Quantitative volumetric analysis of the micro-CT samples reveals interesting features:
• The virgin rock porosity in this subregion is determined to be about 21.5%. This value is consistent with the known porosity range typical of Berea sandstone and is virtually identical to the 21% value measured for the full 7-in.-by-24-in. core before testing; and
• The crushed zone porosity in the selected subregion was determined to be 10.5%, about half the virgin rock porosity.
The porosity values previously described are the porosities detectable at this resolution. It is possible that further refinement of the scanning resolution would increase the detectable porosity. For the virgin rock, the near-exact match with measured porosity suggests this resolution level is adequate; however, for the crushed zone, if microporosity is present, then further refinement would be necessary to detect it. Figure 1 shows a montage of CT and micro-CT scan images and derived rock properties.
Second perforation test
A Crab Orchard sandstone core was perforated by a 26-g HMX DP charge. Core saturation and wellbore fluids were both odorless mineral spirits. This test featured a large initial static underbalance of 8,500 psi. Immediately following the shot, the wellbore pressure decreased by an additional 5,000 psi before recovering, exposing the tunnel to a total dynamic underbalance of approximately 13,500 psi. This condition would be expected to substantially clean the perforation and flush the tunnel (although relatively little laboratory cleanup data exist for such strong rocks at uniaxial compressive strengths greater than 20,000 psi).
The whole-core scan of the Test 2 sample confirms that the tunnel is substantially empty with only trace amounts of liner material embedded in the rock near the tip region. The perforation was next overcored to a 2¼-in. diameter sample, which was rescanned with optimized settings. Comparing images of the tunnel obtained from the 7-in. and 2¼-in. samples, the optimized scan settings with the smaller sample reduce noise and begin to reveal finer details near the tunnel wall, particularly, a thin altered zone near the entrance and fine fractures near the tip.

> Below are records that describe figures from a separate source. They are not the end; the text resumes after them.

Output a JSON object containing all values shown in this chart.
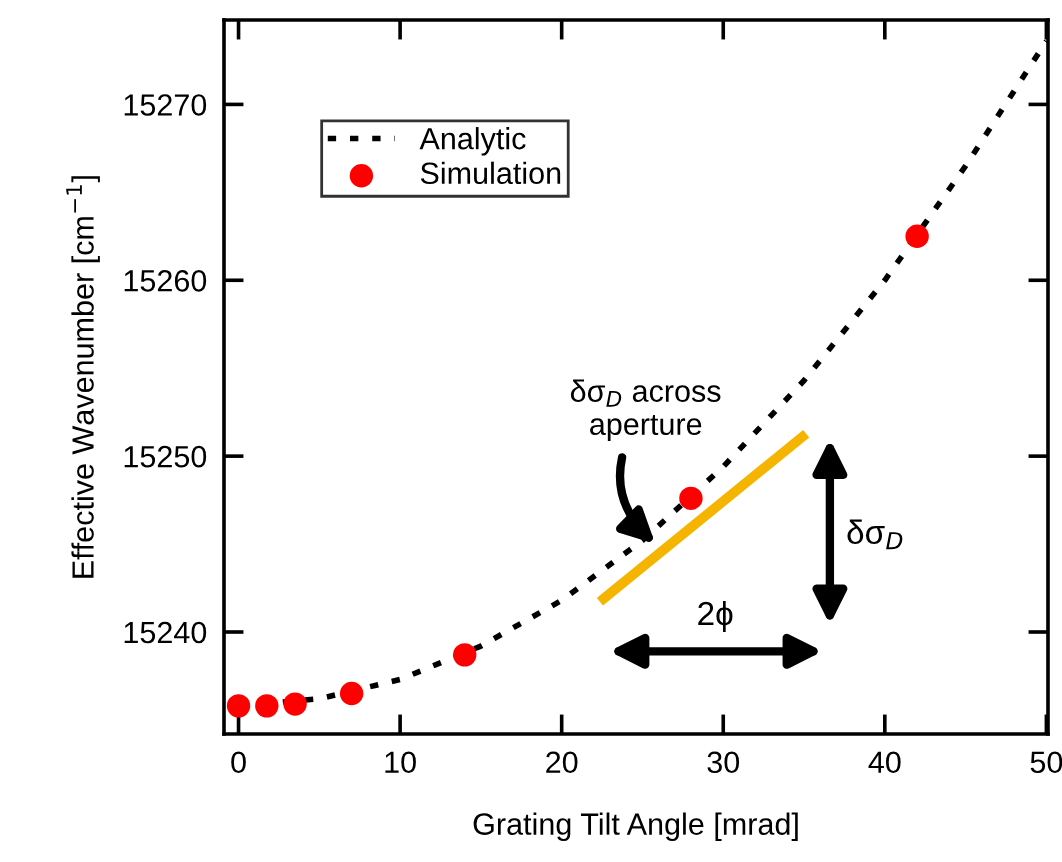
{
  "chart_data": {
    "type": "scatter",
    "xlabel": "Grating Tilt Angle [mrad]",
    "ylabel": "Effective Wavenumber [cm$^{−1}$]",
    "xlim": [
      -0.9,
      50.1
    ],
    "ylim": [
      15234.2,
      15274.8
    ],
    "xticks": [
      0,
      10,
      20,
      30,
      40,
      50
    ],
    "yticks": [
      15240,
      15250,
      15260,
      15270
    ],
    "grid": false,
    "legend": "top left",
    "series": [
      {
        "name": "Analytic",
        "type": "line",
        "color": "#000000",
        "line_style": "dotted",
        "marker": "none",
        "x": [
          0,
          5,
          10,
          15,
          20,
          25,
          30,
          35,
          40,
          45,
          50
        ],
        "values": [
          15235.8,
          15236.2,
          15237.3,
          15239.2,
          15241.8,
          15245.2,
          15249.4,
          15254.3,
          15260.0,
          15266.5,
          15273.6
        ]
      },
      {
        "name": "Simulation",
        "type": "scatter",
        "color": "#ff0000",
        "marker": "circle",
        "x": [
          0,
          1.75,
          3.5,
          7,
          14,
          28,
          42
        ],
        "values": [
          15235.8,
          15235.8,
          15235.9,
          15236.5,
          15238.7,
          15247.6,
          15262.5
        ]
      },
      {
        "type": "line",
        "color": "#f5b400",
        "line_style": "solid",
        "marker": "none",
        "x": [
          22.6,
          34.9
        ],
        "values": [
          15241.9,
          15251.1
        ]
      }
    ],
    "annotations": [
      {
        "text": "δσ$_{D}$ across\naperture",
        "x": 25.8,
        "y": 15245.0
      },
      "δσ$_{D}$",
      "2ϕ"
    ]
  }
}
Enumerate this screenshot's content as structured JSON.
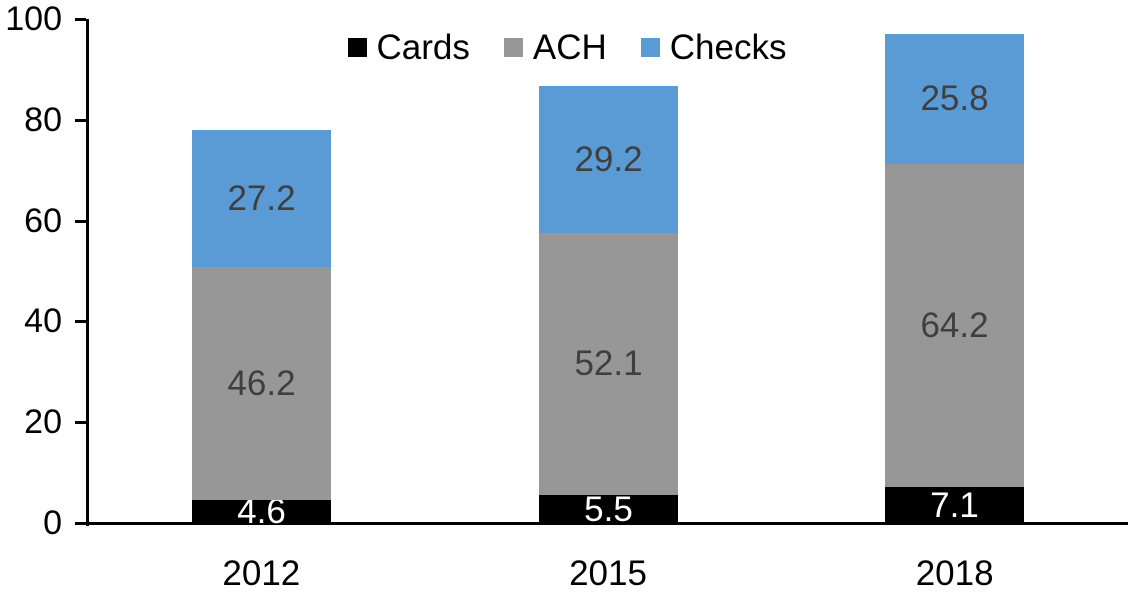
{
  "chart_data": {
    "type": "bar",
    "stacked": true,
    "title": "",
    "xlabel": "",
    "ylabel": "",
    "categories": [
      "2012",
      "2015",
      "2018"
    ],
    "series": [
      {
        "name": "Cards",
        "color": "#000000",
        "label_color": "#ffffff",
        "values": [
          4.6,
          5.5,
          7.1
        ]
      },
      {
        "name": "ACH",
        "color": "#979797",
        "label_color": "#3f3f3f",
        "values": [
          46.2,
          52.1,
          64.2
        ]
      },
      {
        "name": "Checks",
        "color": "#5b9bd5",
        "label_color": "#3f3f3f",
        "values": [
          27.2,
          29.2,
          25.8
        ]
      }
    ],
    "stack_totals": [
      78.0,
      86.8,
      97.1
    ],
    "ylim": [
      0,
      100
    ],
    "yticks": [
      0,
      20,
      40,
      60,
      80,
      100
    ],
    "grid": false,
    "legend_position": "top-center",
    "legend_labels": [
      "Cards",
      "ACH",
      "Checks"
    ],
    "axis_color": "#000000",
    "background_color": "#ffffff",
    "value_decimals": 1
  }
}
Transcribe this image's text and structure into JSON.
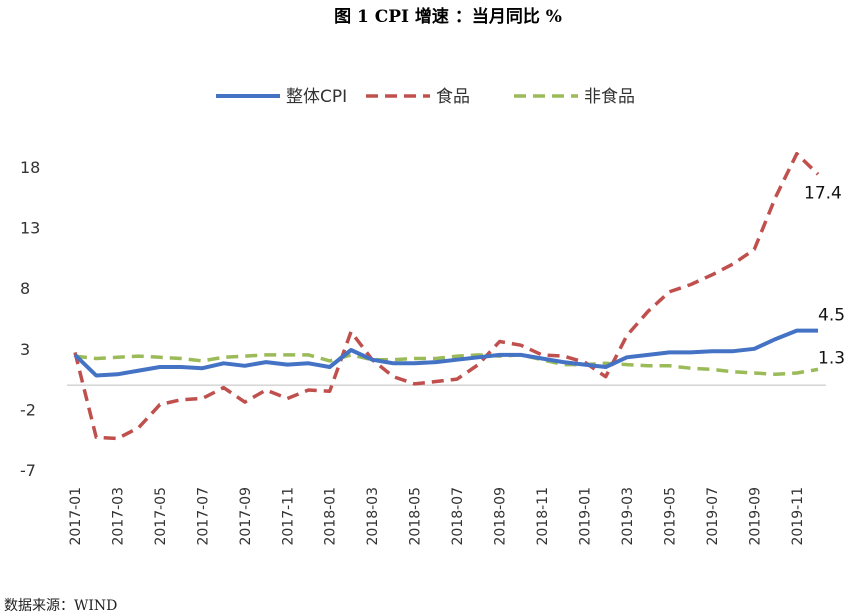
{
  "header": {
    "title": "图 1    CPI 增速 ：当月同比  %"
  },
  "footer": {
    "source": "数据来源：WIND"
  },
  "chart_data": {
    "type": "line",
    "title": "图 1    CPI 增速 ：当月同比  %",
    "xlabel": "",
    "ylabel": "",
    "ylim": [
      -7,
      22
    ],
    "yticks": [
      -7,
      -2,
      3,
      8,
      13,
      18
    ],
    "grid": false,
    "legend_position": "top",
    "categories": [
      "2017-01",
      "2017-02",
      "2017-03",
      "2017-04",
      "2017-05",
      "2017-06",
      "2017-07",
      "2017-08",
      "2017-09",
      "2017-10",
      "2017-11",
      "2017-12",
      "2018-01",
      "2018-02",
      "2018-03",
      "2018-04",
      "2018-05",
      "2018-06",
      "2018-07",
      "2018-08",
      "2018-09",
      "2018-10",
      "2018-11",
      "2018-12",
      "2019-01",
      "2019-02",
      "2019-03",
      "2019-04",
      "2019-05",
      "2019-06",
      "2019-07",
      "2019-08",
      "2019-09",
      "2019-10",
      "2019-11",
      "2019-12"
    ],
    "xtick_labels": [
      "2017-01",
      "2017-03",
      "2017-05",
      "2017-07",
      "2017-09",
      "2017-11",
      "2018-01",
      "2018-03",
      "2018-05",
      "2018-07",
      "2018-09",
      "2018-11",
      "2019-01",
      "2019-03",
      "2019-05",
      "2019-07",
      "2019-09",
      "2019-11"
    ],
    "series": [
      {
        "name": "整体CPI",
        "color": "#4472C4",
        "dash": "solid",
        "values": [
          2.5,
          0.8,
          0.9,
          1.2,
          1.5,
          1.5,
          1.4,
          1.8,
          1.6,
          1.9,
          1.7,
          1.8,
          1.5,
          2.9,
          2.1,
          1.8,
          1.8,
          1.9,
          2.1,
          2.3,
          2.5,
          2.5,
          2.2,
          1.9,
          1.7,
          1.5,
          2.3,
          2.5,
          2.7,
          2.7,
          2.8,
          2.8,
          3.0,
          3.8,
          4.5,
          4.5
        ]
      },
      {
        "name": "食品",
        "color": "#C0504D",
        "dash": "dashed",
        "values": [
          2.7,
          -4.3,
          -4.4,
          -3.5,
          -1.6,
          -1.2,
          -1.1,
          -0.2,
          -1.4,
          -0.4,
          -1.1,
          -0.4,
          -0.5,
          4.4,
          2.1,
          0.7,
          0.1,
          0.3,
          0.5,
          1.7,
          3.6,
          3.3,
          2.5,
          2.4,
          1.9,
          0.7,
          4.1,
          6.1,
          7.7,
          8.3,
          9.1,
          10.0,
          11.2,
          15.5,
          19.1,
          17.4
        ]
      },
      {
        "name": "非食品",
        "color": "#9BBB59",
        "dash": "dashed",
        "values": [
          2.4,
          2.2,
          2.3,
          2.4,
          2.3,
          2.2,
          2.0,
          2.3,
          2.4,
          2.5,
          2.5,
          2.5,
          2.0,
          2.5,
          2.1,
          2.1,
          2.2,
          2.2,
          2.4,
          2.5,
          2.4,
          2.5,
          2.1,
          1.7,
          1.7,
          1.8,
          1.7,
          1.6,
          1.6,
          1.4,
          1.3,
          1.1,
          1.0,
          0.9,
          1.0,
          1.3
        ]
      }
    ],
    "data_labels": [
      {
        "series": "食品",
        "text": "17.4"
      },
      {
        "series": "整体CPI",
        "text": "4.5"
      },
      {
        "series": "非食品",
        "text": "1.3"
      }
    ]
  }
}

A disk was cut from the 2¼-in. sample and rescanned at increased resolution (37 μ). It clearly reveals a thin zone (approximately 0.5 mm to 1 mm thick) near the tunnel wall. This zone appears to be a final increment of the perforation damaged region that was not completely removed (although it was separated by a small fracture).
An approximately 4-mm plug was next cut from the side of the perforation tunnel and analyzed by a micro-CT scan. Figure 2 shows the resulting 3.4-μ resolution images, which reveal the pore structure in the crushed zone and adjacent virgin rock. In the far right image, the connected porosity has been shaded blue. The absence of connectivity in the top layer confirms the compacted/permeability impaired nature of this thin remaining crushed zone.
Findings and future work
Ongoing work aims to expand these findings and capabilities. A main effort going forward centers on simulating core-scale perforation inflow, incorporating the localized rock property variations determined as described in this article. Additional property variations away from the perforation (e.g., natural heterogeneity and/or anisotropy that often exist in reservoir well core samples) also will be taken into account. Such localized variations, both near and away from the perforation, are generally not taken into account in typical American Petroleum Institute Recommended Practice 19B Section 4 test programs. Consequently, this ongoing effort will ultimately strengthen the relevance of Section 4 results to the downhole environment.